So weit, so klar. Doch wie sieht es in den verschiedenen Regionen aus? Hat Feinkosthändler Fritz Meier in Augsburg etwa das gleiche Relevanzempfinden wie die in der DDR aufgewachsene Frau Schmidt in Halle und wie das Lehrerehepaar in Frankfurt?
Die überraschende Antwort lautet: Ja (den Sonderfall Opel haben wir schon behandelt). Zwar ist das Informationsinteresse der Leser in den neuen Bundesländern an überregionalen Politik- und Katastrophenthemen etwas geringer als bei den westdeutschen Lesern, doch in Bezug auf die Ereignisthemen, die für den Alltag der Leute eine direkte Bedeutung haben (wir nennen sie „Transferthemen“), zeigen sich kaum Unterschiede – weder in der Gesamtbewertung dieser Themengruppe noch im Ranking der einzelnen Ereignisse: In Halle, Augsburg und Frankfurt ist das Krankenkassenthema top, unter den ersten fünf rangieren auch die PKW-Maut-Drohung, die Bildungsförderung und der Hartz-IV-Streit. Einzig bei den Lesern der Augsburger Allgemeinen besitzt die Kundus-Affäre eine größere Bedeutung, bei den Frankfurtern notabene das Drama um Opel (Näheres siehe Grafiken).

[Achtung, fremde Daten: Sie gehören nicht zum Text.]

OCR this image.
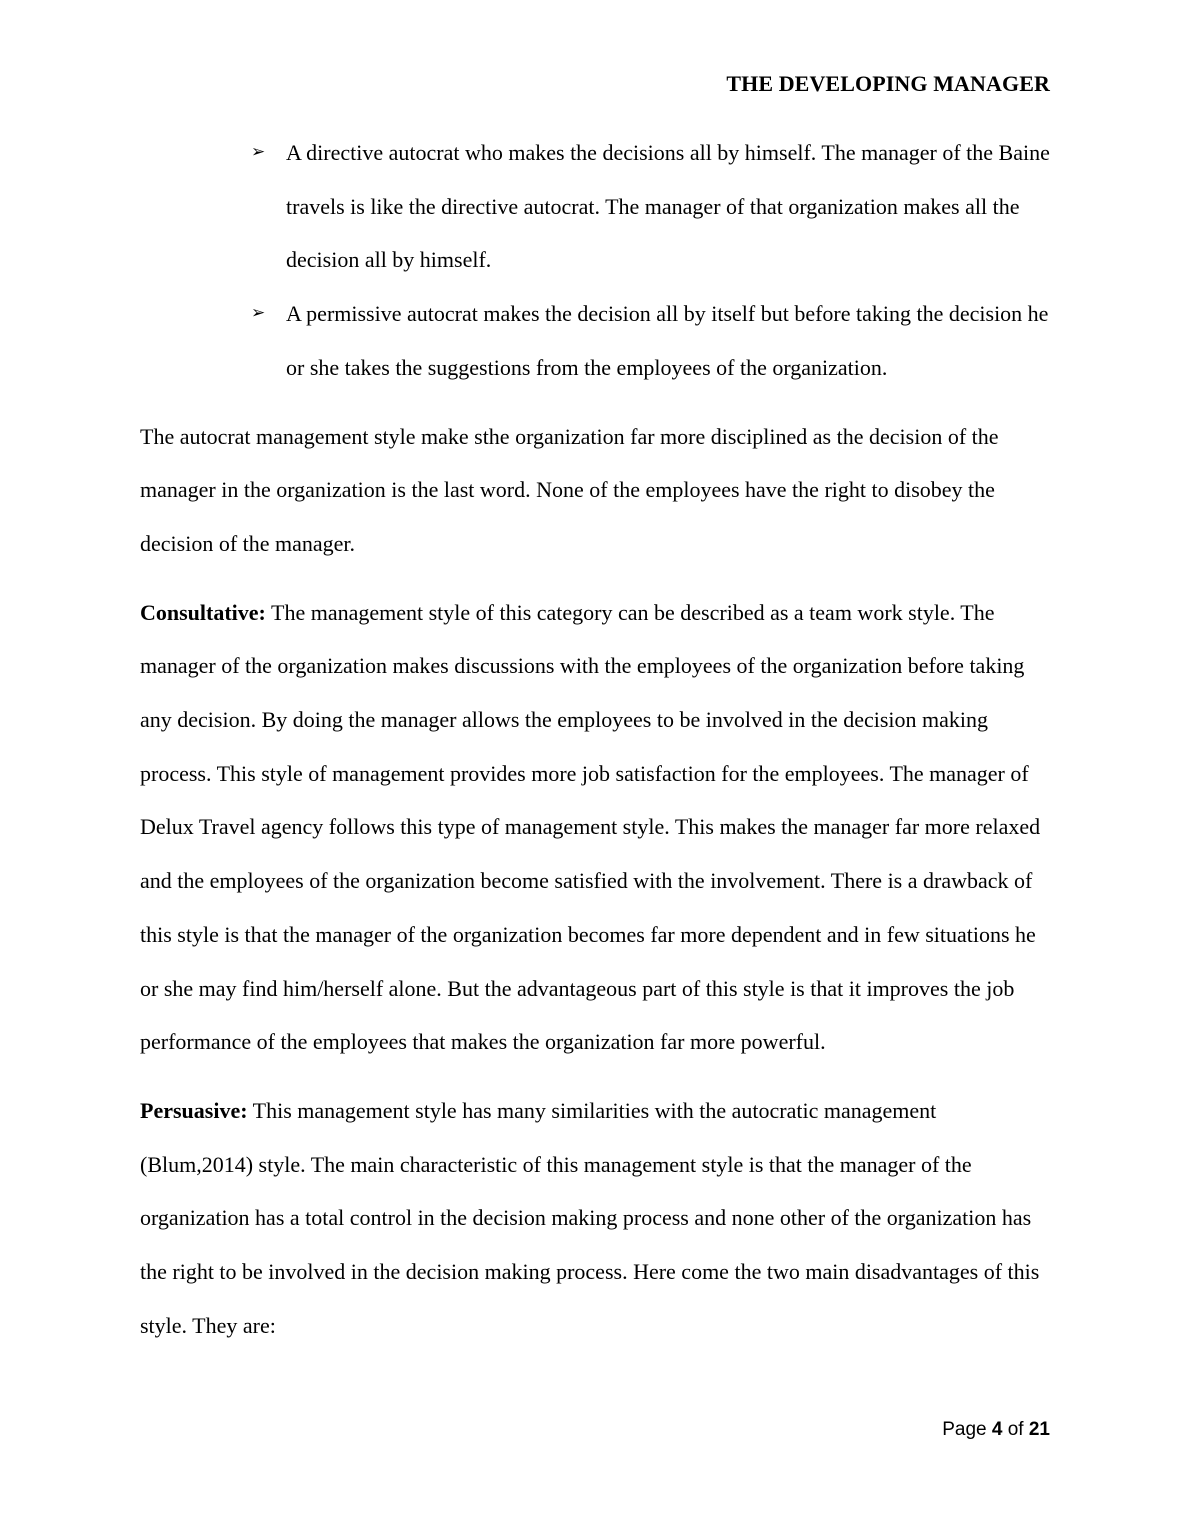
THE DEVELOPING MANAGER
➢ A directive autocrat who makes the decisions all by himself. The manager of the Baine travels is like the directive autocrat. The manager of that organization makes all the decision all by himself.
➢ A permissive autocrat makes the decision all by itself but before taking the decision he or she takes the suggestions from the employees of the organization.

The autocrat management style make sthe organization far more disciplined as the decision of the manager in the organization is the last word. None of the employees have the right to disobey the decision of the manager.

Consultative: The management style of this category can be described as a team work style. The manager of the organization makes discussions with the employees of the organization before taking any decision. By doing the manager allows the employees to be involved in the decision making process. This style of management provides more job satisfaction for the employees. The manager of Delux Travel agency follows this type of management style. This makes the manager far more relaxed and the employees of the organization become satisfied with the involvement. There is a drawback of this style is that the manager of the organization becomes far more dependent and in few situations he or she may find him/herself alone. But the advantageous part of this style is that it improves the job performance of the employees that makes the organization far more powerful.

Persuasive: This management style has many similarities with the autocratic management (Blum,2014) style. The main characteristic of this management style is that the manager of the organization has a total control in the decision making process and none other of the organization has the right to be involved in the decision making process. Here come the two main disadvantages of this style. They are:

Page 4 of 21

Top-Nachrichten aus dem Lokalen
Da es sich hier immer nur um überregionale Nachrichten handelt, könnte der Einwand lauten, dass die Zeitungsleser das lokale Geschehen sowieso für noch wichtiger halten; deshalb seien die wahren Top-Nachrichten die Berichte aus dem Lokalen. Und deshalb sind die Zeitungen gut beraten, wenn sie – wie zum Beispiel die Hessisch-Niedersächsische Allgemeine (HNA) – das Blatt insgesamt umbauen und aus dem ersten Buch einen Lokalbund machen.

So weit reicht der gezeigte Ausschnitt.